Après plusieurs jours de forte tension sur le marché local, le prix du carburant a nettement reculé à Beni, dans la province du Nord-Kivu. Selon Radio Okapi, le litre d’essence est passé, depuis le 3 mai 2026, de 22 000 à 5 500 francs congolais, soit une baisse d’environ 75 %.
Cette décrue traduit un retour progressif vers des niveaux plus proches des prix officiels, après une période de rupture d’approvisionnement ayant fortement perturbé la distribution dans la ville.
En l’absence de carburant dans plusieurs stations-service, les usagers s’étaient tournés vers les circuits informels, notamment les revendeurs communément appelés « Kadhafi », où les prix avaient atteint des niveaux particulièrement élevés.
La baisse actuelle semble liée à une amélioration progressive de l’approvisionnement. Elle intervient dans un contexte de mobilisation d’acteurs locaux, notamment des leaders communautaires, des élus et des opérateurs économiques, qui appelaient à une reprise rapide des livraisons.
Une situation comparable avait déjà été observée en mars 2026. Le litre d’essence s’échangeait alors autour de 8 000 francs congolais sur le marché parallèle, contre environ 2 500 francs en période normale. Cette flambée avait été attribuée à l’immobilisation, au Kenya, de camions-citernes destinés à approvisionner Beni, Butembo et Kasindi.

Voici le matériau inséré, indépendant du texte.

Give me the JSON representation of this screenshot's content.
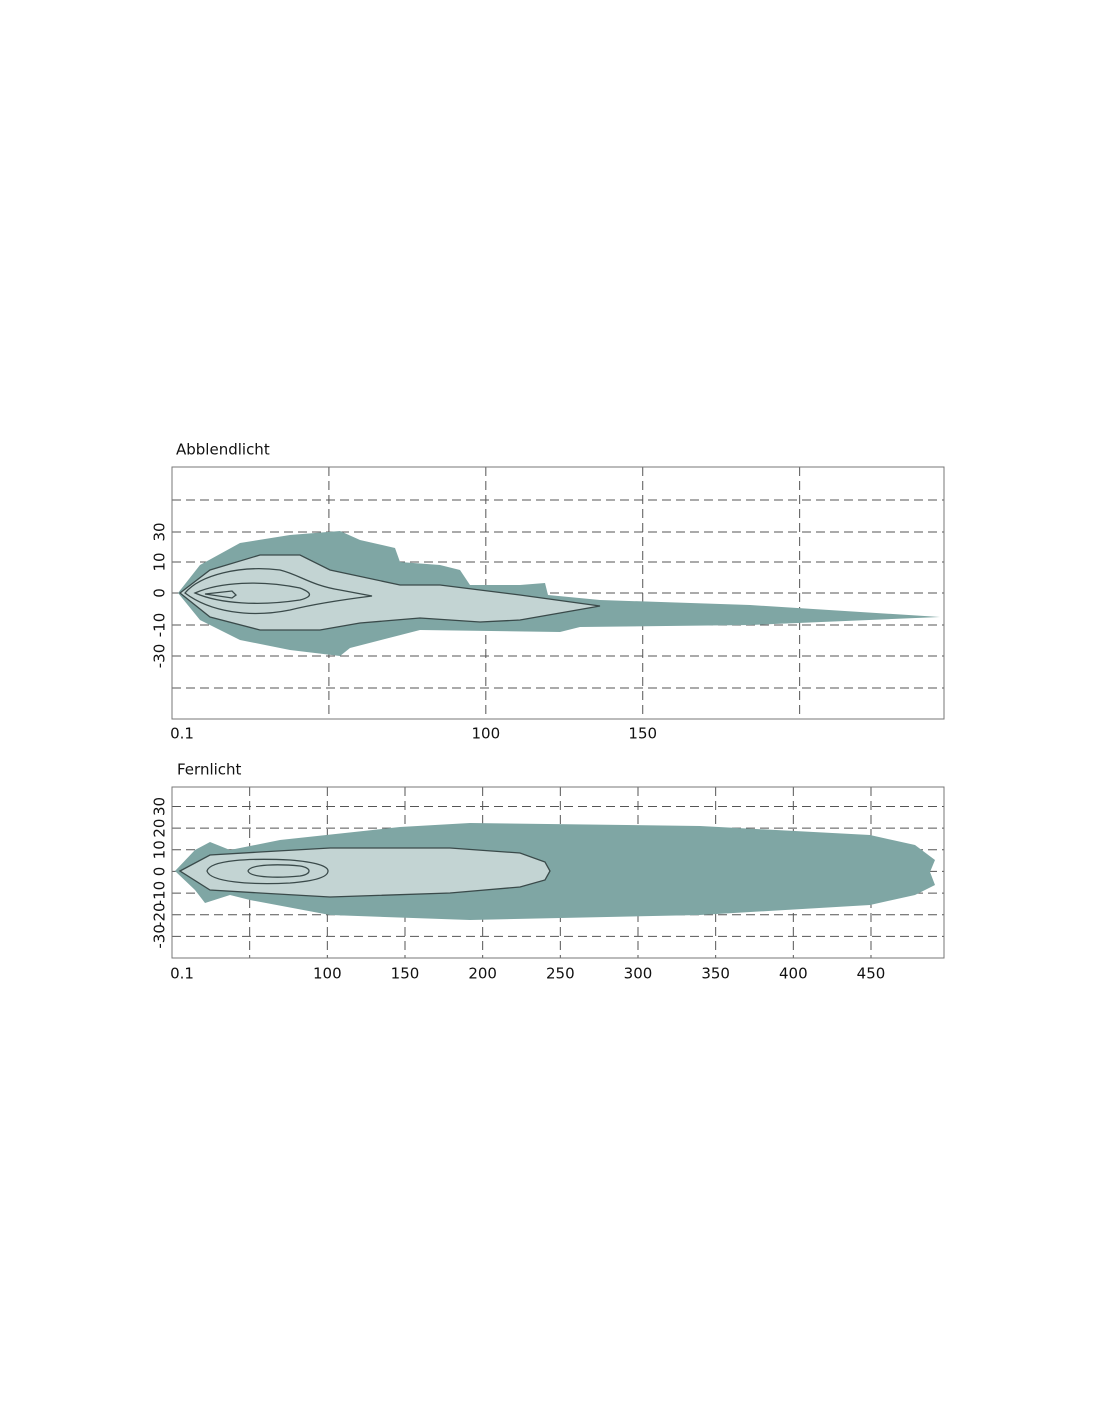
{
  "chart_data": [
    {
      "type": "area",
      "title": "Abblendlicht",
      "xlim": [
        0,
        246
      ],
      "xticks": [
        0.1,
        100,
        150
      ],
      "xgrid": [
        50,
        100,
        150,
        200
      ],
      "yticks": [
        "30",
        "10",
        "0",
        "-10",
        "-30"
      ],
      "grid": true,
      "color": "#7fa6a4",
      "core_color": "#c3d4d3"
    },
    {
      "type": "area",
      "title": "Fernlicht",
      "xlim": [
        0,
        497
      ],
      "xticks": [
        0.1,
        100,
        150,
        200,
        250,
        300,
        350,
        400,
        450
      ],
      "xgrid": [
        50,
        100,
        150,
        200,
        250,
        300,
        350,
        400,
        450
      ],
      "ylim": [
        -40,
        39
      ],
      "yticks": [
        -30,
        -20,
        -10,
        0,
        10,
        20,
        30
      ],
      "grid": true,
      "color": "#7fa6a4",
      "core_color": "#c3d4d3"
    }
  ]
}
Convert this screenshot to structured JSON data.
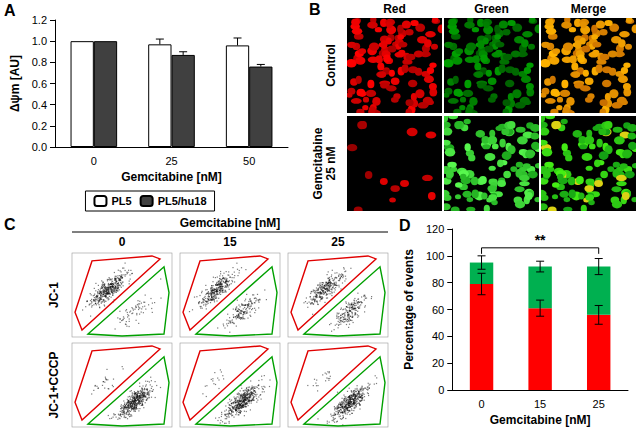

Ces tensions locales interviennent dans un contexte national de réajustement des prix des produits pétroliers. Depuis le 17 avril 2026, de nouveaux tarifs sont en vigueur en République démocratique du Congo. Dans la zone Est, le litre d’essence est fixé à 4 400 FC, tandis que celui du gasoil est établi à 5 600 FC.
Malgré la baisse enregistrée à Beni, le prix constaté reste donc supérieur au tarif officiel de l’essence dans la zone Est, illustrant la persistance des surcoûts logistiques et des fragilités d’approvisionnement dans cette partie du pays.